A informação decorre da quebra de sigilo bancário de empresas atingidas pela apuração, etapa que permitiu à comissão mapear a circulação de recursos entre pessoas físicas e jurídicas. No conjunto de registros, o relatório aponta o recebimento de R$ 591.248,23, em 13 de junho de 2023, lançamento incluído no rastreamento das contas vinculadas à Clientlist Propriedade Intelectual.

O relatório registra repasses significativos para a MZ Intermediações e para diversas casas de câmbio.

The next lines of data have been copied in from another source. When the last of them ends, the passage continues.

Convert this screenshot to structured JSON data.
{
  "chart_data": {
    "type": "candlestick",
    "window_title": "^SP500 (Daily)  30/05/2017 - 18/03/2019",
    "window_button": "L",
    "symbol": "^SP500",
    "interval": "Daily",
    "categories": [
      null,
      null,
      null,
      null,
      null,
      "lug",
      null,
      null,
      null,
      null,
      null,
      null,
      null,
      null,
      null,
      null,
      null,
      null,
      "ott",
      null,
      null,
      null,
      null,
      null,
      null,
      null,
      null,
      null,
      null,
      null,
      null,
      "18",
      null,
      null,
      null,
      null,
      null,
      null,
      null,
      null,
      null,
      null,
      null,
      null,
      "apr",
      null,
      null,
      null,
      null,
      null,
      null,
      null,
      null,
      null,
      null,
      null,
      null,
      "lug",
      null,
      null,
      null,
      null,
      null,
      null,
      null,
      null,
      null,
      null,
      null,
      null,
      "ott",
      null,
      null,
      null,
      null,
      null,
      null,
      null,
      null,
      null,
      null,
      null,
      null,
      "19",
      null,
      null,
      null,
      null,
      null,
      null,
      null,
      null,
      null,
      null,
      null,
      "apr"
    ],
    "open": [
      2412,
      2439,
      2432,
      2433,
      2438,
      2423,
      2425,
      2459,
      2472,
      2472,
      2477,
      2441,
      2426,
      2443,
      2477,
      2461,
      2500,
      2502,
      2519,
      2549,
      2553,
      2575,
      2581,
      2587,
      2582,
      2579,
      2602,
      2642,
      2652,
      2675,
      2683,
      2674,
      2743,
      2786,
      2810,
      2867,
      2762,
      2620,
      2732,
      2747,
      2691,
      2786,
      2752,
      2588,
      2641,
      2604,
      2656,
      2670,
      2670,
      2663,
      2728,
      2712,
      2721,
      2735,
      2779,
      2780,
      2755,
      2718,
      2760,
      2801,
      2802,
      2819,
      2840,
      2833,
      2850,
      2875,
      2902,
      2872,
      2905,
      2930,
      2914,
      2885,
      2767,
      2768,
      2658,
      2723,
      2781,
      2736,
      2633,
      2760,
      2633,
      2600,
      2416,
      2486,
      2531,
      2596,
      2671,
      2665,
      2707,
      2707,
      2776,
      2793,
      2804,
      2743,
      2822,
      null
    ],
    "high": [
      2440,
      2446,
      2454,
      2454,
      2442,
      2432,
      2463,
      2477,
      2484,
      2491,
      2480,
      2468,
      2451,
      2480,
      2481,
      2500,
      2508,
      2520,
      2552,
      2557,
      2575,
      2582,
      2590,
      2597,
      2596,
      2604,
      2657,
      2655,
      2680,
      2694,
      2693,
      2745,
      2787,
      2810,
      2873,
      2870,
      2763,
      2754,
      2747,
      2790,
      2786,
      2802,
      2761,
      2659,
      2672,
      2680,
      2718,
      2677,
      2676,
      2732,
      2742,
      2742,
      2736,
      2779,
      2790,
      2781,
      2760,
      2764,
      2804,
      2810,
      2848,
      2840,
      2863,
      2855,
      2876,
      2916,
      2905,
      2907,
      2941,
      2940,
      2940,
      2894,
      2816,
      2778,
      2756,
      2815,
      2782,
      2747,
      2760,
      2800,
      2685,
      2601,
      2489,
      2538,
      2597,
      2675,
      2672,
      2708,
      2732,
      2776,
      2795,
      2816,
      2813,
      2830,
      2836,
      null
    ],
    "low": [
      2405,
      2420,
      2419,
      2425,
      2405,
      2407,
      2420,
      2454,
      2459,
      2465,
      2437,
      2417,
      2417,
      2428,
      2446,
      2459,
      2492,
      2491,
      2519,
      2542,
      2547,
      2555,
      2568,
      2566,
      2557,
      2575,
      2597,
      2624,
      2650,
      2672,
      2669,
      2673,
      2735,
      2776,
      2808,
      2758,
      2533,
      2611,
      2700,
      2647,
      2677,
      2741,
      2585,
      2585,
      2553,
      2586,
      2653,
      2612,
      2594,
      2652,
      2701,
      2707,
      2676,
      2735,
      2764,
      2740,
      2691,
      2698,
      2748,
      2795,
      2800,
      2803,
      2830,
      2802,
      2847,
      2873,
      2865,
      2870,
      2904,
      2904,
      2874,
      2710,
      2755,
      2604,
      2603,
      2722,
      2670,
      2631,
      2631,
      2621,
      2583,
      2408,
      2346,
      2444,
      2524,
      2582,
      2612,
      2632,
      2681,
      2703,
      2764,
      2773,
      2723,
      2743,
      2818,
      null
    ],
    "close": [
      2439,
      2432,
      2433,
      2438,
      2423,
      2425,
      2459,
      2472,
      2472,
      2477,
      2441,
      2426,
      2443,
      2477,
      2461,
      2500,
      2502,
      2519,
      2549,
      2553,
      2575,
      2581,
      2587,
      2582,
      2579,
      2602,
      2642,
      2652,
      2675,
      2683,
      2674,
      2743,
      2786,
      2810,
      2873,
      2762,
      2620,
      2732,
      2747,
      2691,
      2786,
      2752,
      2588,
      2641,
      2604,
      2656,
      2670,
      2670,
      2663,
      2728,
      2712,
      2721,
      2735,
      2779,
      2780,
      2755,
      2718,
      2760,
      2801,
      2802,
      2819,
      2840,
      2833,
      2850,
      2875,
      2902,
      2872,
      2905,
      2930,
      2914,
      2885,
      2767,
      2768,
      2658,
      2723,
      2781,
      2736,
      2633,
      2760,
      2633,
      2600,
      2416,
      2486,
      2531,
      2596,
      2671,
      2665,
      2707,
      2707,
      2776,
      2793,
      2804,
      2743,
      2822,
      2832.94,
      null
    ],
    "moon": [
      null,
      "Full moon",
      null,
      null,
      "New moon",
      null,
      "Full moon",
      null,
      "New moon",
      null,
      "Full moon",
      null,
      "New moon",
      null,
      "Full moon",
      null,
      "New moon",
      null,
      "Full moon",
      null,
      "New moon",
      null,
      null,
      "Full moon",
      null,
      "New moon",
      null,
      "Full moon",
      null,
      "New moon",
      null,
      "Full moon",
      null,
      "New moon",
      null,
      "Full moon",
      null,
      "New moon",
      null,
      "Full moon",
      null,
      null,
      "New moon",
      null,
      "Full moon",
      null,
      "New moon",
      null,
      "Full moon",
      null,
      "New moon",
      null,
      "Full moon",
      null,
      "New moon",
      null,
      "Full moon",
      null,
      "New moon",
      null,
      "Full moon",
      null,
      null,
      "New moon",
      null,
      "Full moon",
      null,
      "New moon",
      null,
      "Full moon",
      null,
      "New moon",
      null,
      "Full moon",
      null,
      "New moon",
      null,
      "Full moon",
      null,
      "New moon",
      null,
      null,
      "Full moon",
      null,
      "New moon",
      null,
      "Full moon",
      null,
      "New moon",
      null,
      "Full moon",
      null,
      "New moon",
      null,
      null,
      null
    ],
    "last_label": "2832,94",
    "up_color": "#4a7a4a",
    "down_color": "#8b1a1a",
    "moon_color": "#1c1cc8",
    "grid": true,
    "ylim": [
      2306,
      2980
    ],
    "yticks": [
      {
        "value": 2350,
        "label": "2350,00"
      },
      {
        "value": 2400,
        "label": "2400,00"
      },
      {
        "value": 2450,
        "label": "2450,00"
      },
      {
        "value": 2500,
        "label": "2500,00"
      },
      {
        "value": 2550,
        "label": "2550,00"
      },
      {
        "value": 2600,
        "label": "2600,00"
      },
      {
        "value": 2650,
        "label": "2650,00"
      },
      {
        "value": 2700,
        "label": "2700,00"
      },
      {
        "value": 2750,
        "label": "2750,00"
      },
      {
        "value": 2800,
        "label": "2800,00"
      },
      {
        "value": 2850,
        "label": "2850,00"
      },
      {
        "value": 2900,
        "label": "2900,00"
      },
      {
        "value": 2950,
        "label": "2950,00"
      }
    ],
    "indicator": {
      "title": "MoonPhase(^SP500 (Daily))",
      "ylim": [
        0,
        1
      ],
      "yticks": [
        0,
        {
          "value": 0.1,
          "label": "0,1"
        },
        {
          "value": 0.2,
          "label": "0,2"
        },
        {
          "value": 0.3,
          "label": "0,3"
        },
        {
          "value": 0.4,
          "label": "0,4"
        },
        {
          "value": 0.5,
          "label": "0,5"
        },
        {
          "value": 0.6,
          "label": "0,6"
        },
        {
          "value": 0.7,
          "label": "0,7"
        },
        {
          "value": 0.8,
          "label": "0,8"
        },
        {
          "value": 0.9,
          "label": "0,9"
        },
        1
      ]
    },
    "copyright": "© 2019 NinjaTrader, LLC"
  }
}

O documento detalha diversos fluxos, entre eles repasses de grande porte para a MZ Intermediações e movimentações envolvendo casas de câmbio. A Clientlist, segundo a CPMI, movimentou valores bilionários no período sob análise e figura como um dos focos centrais das apurações. Importante ressaltar que o relatório descreve movimentos e conexões, sem, no texto, imputar automaticamente irregularidade ao destinatário da transferência citada.

Politicamente, a menção a um nome associado ao universo do futebol chama atenção porque mistura repercussão pública e necessidade técnica de esclarecimento. Do ponto de vista jornalístico, trata‑se de um dado que reforça a dimensão financeira da investigação e que pode gerar pedidos de explicação por parte de autoridades e da própria comissão. A inclusão também tende a movimentar a cobertura midiática pelo potencial simbólico do vínculo entre o futebol e negócios investigados.

A CPMI informou ter utilizado registros bancários para estruturar o relatório e mapear relações entre empresas e pessoas. Caberá agora às autoridades competentes avaliar se as movimentações exigem aprofundamento judicial ou administrativo; até o momento, o documento serve como retrato das conexões financeiras detectadas, não como sentença sobre condutas específicas.

Também consta uma transferência de R$ 591.248,23 a Roberto de Assis Moreira, realizada em 13 de junho de 2023.